As drug prices remain on an upward trajectory, many copayment assistance programs offered by pharmaceutical companies have helped patients — particularly those on costly specialty medications — stay adherent to their treatment regimens. But many payers have pushed back against these programs, contending that the offerings undermine their benefit designs. Copay accumulator and maximizer programs operated by payers are the latest attempt to circumvent the manufacturer assistance, and they are growing in popularity. Manufacturers should be tracking them to see how their therapies, as well as their patient-assistance programs, are impacted by these tactics.
Traditionally, when a manufacturer provides copay assistance for one of its drugs, that dollar amount would count toward the patient’s deductible and out-of-pocket maximum. But copay accumulator programs — also known as accumulator adjustment or variable copay programs — prevent those funds from applying to the deductible and out-of-pocket limit. Instead, when members have used all of the copay assistance available to them, their payments then start counting toward their deductible and out-of-pocket costs.

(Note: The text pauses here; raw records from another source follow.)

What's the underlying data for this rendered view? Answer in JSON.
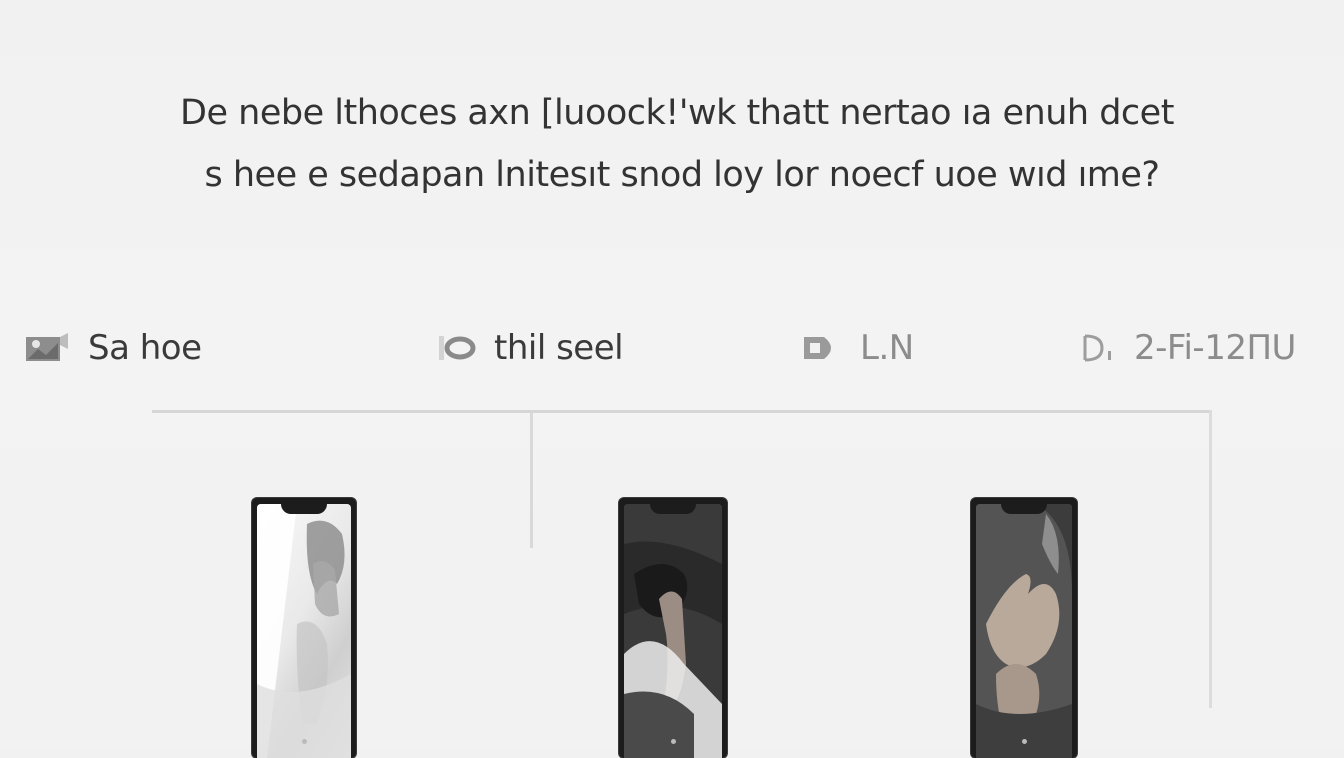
{
  "headline": {
    "line1": "De  nebe lthoces axn [luoock!'wk  thatt nertao ıa  enuh dcet",
    "line2": "s hee e sedapan lnitesıt snod loy lor  noecf uoe wıd ıme?"
  },
  "toolbar": {
    "items": [
      {
        "label": "Sa hoe",
        "icon": "photo-icon"
      },
      {
        "label": "thil seel",
        "icon": "toggle-icon"
      },
      {
        "label": "L.N",
        "icon": "play-icon"
      },
      {
        "label": "2-Fi-12ΠU",
        "icon": "document-icon"
      }
    ]
  },
  "phones": [
    {
      "name": "phone-preview-light",
      "screen": "light"
    },
    {
      "name": "phone-preview-dark",
      "screen": "dark"
    },
    {
      "name": "phone-preview-hands",
      "screen": "medium"
    }
  ],
  "colors": {
    "background": "#f2f2f2",
    "text": "#333333",
    "frame": "#d6d6d6",
    "phone_body": "#1c1c1c"
  }
}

A similar type of approach is a copay maximizer program, also known as variable copay or copay optimization programs. Rather than using the accumulator approach of applying the maximum manufacturer assistance up front and depleting that contribution before the end of the year, maximizer programs will distribute 100% of available manufacturer copay offset funds over 12 months. This approach allows patients to pay less than they would in an accumulator program if they participate in a manufacturer’s copay offset program, never hitting their annual deductible and out-of-pocket max.

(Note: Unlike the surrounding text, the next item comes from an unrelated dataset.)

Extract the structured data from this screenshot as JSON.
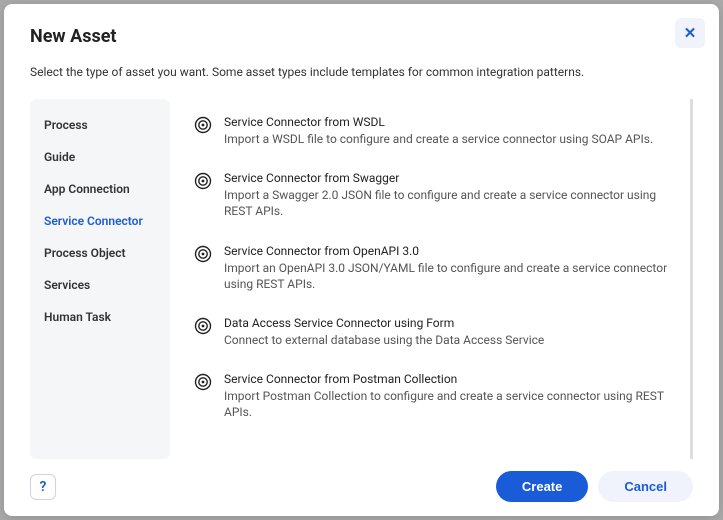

MMIT surveyed 50 commercial payers between Aug. 25, 2020, and Sept. 28, 2020, for its Copay Accumulator and Maximizer Special Report. The data shows that commercial payers with more than two-thirds of covered lives have implemented copay accumulator programs. Payers with more than half of covered lives have maximizer programs in place. The programs have undergone significant utilization increases: In 2018, payers with 44% of covered lives had an accumulator program in place, while those covering 14% of lives had a maximizer.
And the programs’ use is expected to continue to grow. Payers with 11% of covered lives anticipate implementing an accumulator program after 2020, and those with about one-fifth of lives report that they will implement a maximizer program in the same time frame. Payers already offering these programs say they anticipate an additional one-fourth of plan sponsors will use them over the next year (see chart below).
Most payers do not differentiate these programs by therapeutic area, but all payers with these programs in place include specialty medications in them, and half include retail therapies. Almost all payers do not allow exceptions to the programs.
Many of the drugs in these programs are single-
source specialty therapies without alternative treatments, so while they may provide short-term benefits to payers, in the long run they may result in higher downstream costs. As the programs have come under fire from patient-advocacy groups and other stakeholders, some states have pushed back. In particular, Arizona, Illinois, Virginia and West Virginia have laws that ban or restrict their use in individual and small group plans. In response, some payers participated in lobbying efforts at both the federal and state levels and engaged with industry groups to convey why they had implemented these programs.
And in April 2019, CMS said that in situations where there was not an alternative to a brand drug, manufacturer assistance must be counted toward a patient’s annual costs. But in a reversal, in May 2020, the agency finalized a rule allowing nongrandfathered individual and group market plans to not count manufacturer copayment assistance toward members’ annual deductible and out-of-pocket responsibilities. The rule went into effect on July 13, 2020. Few payers reported making changes in response to the rule. But payers with more than 80% of covered lives said they would negotiate with manufacturers, which oppose the rule.
In order to ensure that they are able to track when members use manufacturer assistance, payers covering more than half of lives require the specialty pharmacies they partner with to submit data when this occurs, and those with half of lives have the capability to analyze claims data to determine when a member uses assistance. Payers with a little more than one-third of lives tell mail order to not accept copay cards.
Pharma Tactics Can Avoid Detection
Manufacturers, however, have employed some tactics to skirt detection of their assistance, including providing debit cards to patients and directly reimbursing patients after they have purchased a drug.
Among payers with accumulators and/or maximizers, those covering almost 60% of lives require that members enrolled in those programs fill prescriptions through a preferred specialty pharmacy. Respondents with more than half of covered lives said the programs have had an impact on their pharmacy spend, and payers covering slightly less than half of lives said they have impacted both the pharmacy and the medical benefit spend.
When asked about the perceived success of these programs, payers with 90% of lives reported that they meet expectations.
A variety of factors may make this the perfect storm. Payers are searching for ways to cut costs, payer satisfaction with copay accumulators and maximizers is high, and the programs’ use continues to grow. Manufacturers need to understand how these programs will impact them. The information is critical for budget planning in particular, as adjustments to patient-assistance programs may be needed if patients find themselves unable to afford their out-of-pocket costs.